BOULDER, Colo. — Scientist Joep van Dijk started planning his journey from Amsterdam to the United States last year. He recently started his job at the University of Colorado as a climate researcher but faced the tough question of how to minimize his carbon footprint getting to Colorado.
“By stepping into a plane, you emit [carbon dioxide] into the atmosphere through that plane, through the exhaust that it makes,” van Dijk said. “And this affects earth’s bio-chemical cycles and through that, Earth’s life.”
So van Dijk came up with a plan to travel the 8,000-mile trip by rail, boat, bus, and bike - a journey that took him 87 days.
“I took a train from Amsterdam to Switzerland, then another train from Switzerland to Spain by bus, then I went on a ship,” van Dijk said. “I arrived at the Bahamas and had to take three ferries, a Greyhound bus 24 hours to New Orleans, and then I biked to Boulder.”
“I suggested to take a cruise and enjoy the trip from Europe to the States,” said his father Rene van Dijk. “On his trip in the ocean, there was no communication, so it was quite hard.”

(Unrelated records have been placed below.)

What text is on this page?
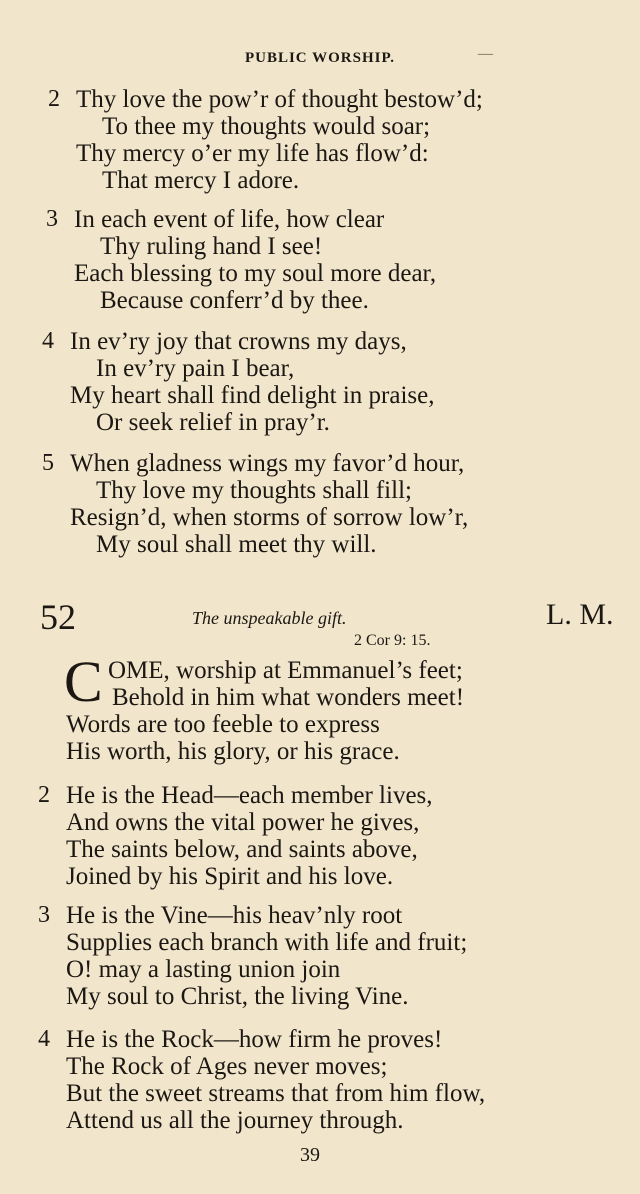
PUBLIC WORSHIP.	—
2 Thy love the pow’r of thought bestow’d;
To thee my thoughts would soar;
Thy mercy o’er my life has flow’d:
That mercy I adore.
3 In each event of life, how clear
Thy ruling hand I see!
Each blessing to my soul more dear,
Because conferr’d by thee.
4 In ev’ry joy that crowns my days,
In ev’ry pain I bear,
My heart shall find delight in praise,
Or seek relief in pray’r.
5 When gladness wings my favor’d hour,
Thy love my thoughts shall fill;
Resign’d, when storms of sorrow low’r,
My soul shall meet thy will.
52	The unspeakable gift.	L. M.
2 Cor 9: 15.
C OME, worship at Emmanuel’s feet;
Behold in him what wonders meet!
Words are too feeble to express
His worth, his glory, or his grace.
2 He is the Head—each member lives,
And owns the vital power he gives,
The saints below, and saints above,
Joined by his Spirit and his love.
3 He is the Vine—his heav’nly root
Supplies each branch with life and fruit;
O! may a lasting union join
My soul to Christ, the living Vine.
4 He is the Rock—how firm he proves!
The Rock of Ages never moves;
But the sweet streams that from him flow,
Attend us all the journey through.
39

Van Dijk started said his adventure by searching online for someone to sail with. That’s where he met Captain Robert Bachmann, a German sailor planning to sail his 40-by-15-foot catamaran, named Namaka, from the Canary Islands to the Caribbean.
“In total, I think I calculated that I only emitted about 5 percent of the carbon dioxide that I would have emitted if I would have taken a plane,” van Dijk said.
It was a trip that made his parent proud and opened their eyes to how they look at international travel.
“It has changed our lives, as well, looking around about the climate,” added his mother Gertrud Dwit. “It’s very special to have a child that has put so much effort on showing the world that it’s very important to act now.”
Van Dijk said he hopes to raise awareness to others about his trip that’s leaving him with a long-lasting impression.
“I spent 87 days, and it was one of the most amazing trips of my life,” van Dijk said. “This was only possible by not flying (and) I’m never going to fly again.”